Now that we've discussed various theoretical approaches for assessing statistical fidelity beyond simple univariate measures, let's put these ideas into practice. This section provides hands-on examples using Python to implement several multivariate tests. We'll compare simulated "real" and "synthetic" datasets to see how these tests work and how to interpret their results.
Remember from Chapter 1 that you should have a Python environment ready with libraries like NumPy, SciPy, Pandas, and optionally Scikit-learn and Matplotlib/Seaborn.
First, let's import the necessary libraries and generate some simple multivariate data. We'll create a "real" dataset drawn from a multivariate normal distribution and a "synthetic" dataset that might be slightly different (e.g., different mean, covariance, or distribution type) to illustrate the tests.
import numpy as np
import pandas as pd
from scipy import stats
from sklearn.metrics.pairwise import rbf_kernel
import plotly.graph_objects as go
import json # For embedding plotly json
# Set random seed for reproducibility
np.random.seed(42)
# Generate 'Real' Data (e.g., 2D Normal Distribution)
mean_real = [0, 0]
cov_real = [[1, 0.5], [0.5, 1]] # Variables are correlated
n_samples_real = 200
real_data = np.random.multivariate_normal(mean_real, cov_real, n_samples_real)
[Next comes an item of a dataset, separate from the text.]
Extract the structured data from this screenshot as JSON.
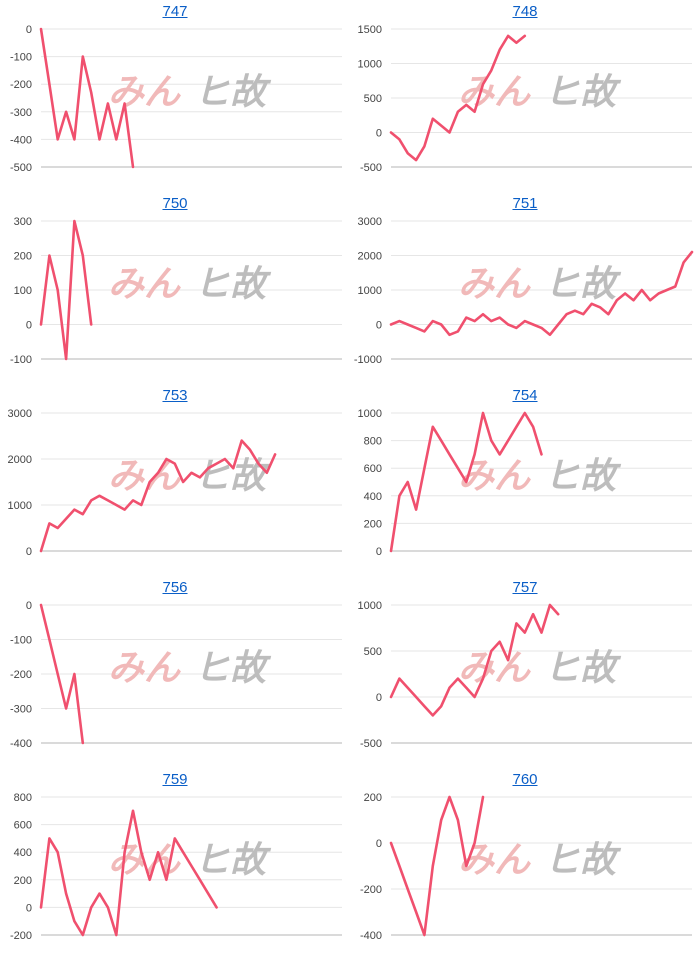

real_df = pd.DataFrame(real_data, columns=['Feature1', 'Feature2'])
# Generate 'Synthetic' Data (Slightly different mean and covariance)
mean_synth = [0.2, -0.1] # Slightly shifted mean
cov_synth = [[1.1, 0.45], [0.45, 0.9]] # Slightly different covariance
n_samples_synth = 200
synthetic_data = np.random.multivariate_normal(mean_synth, cov_synth, n_samples_synth)
synthetic_df = pd.DataFrame(synthetic_data, columns=['Feature1', 'Feature2'])
# Generate another 'Synthetic' Data (Different distribution type - e.g., uniform noise)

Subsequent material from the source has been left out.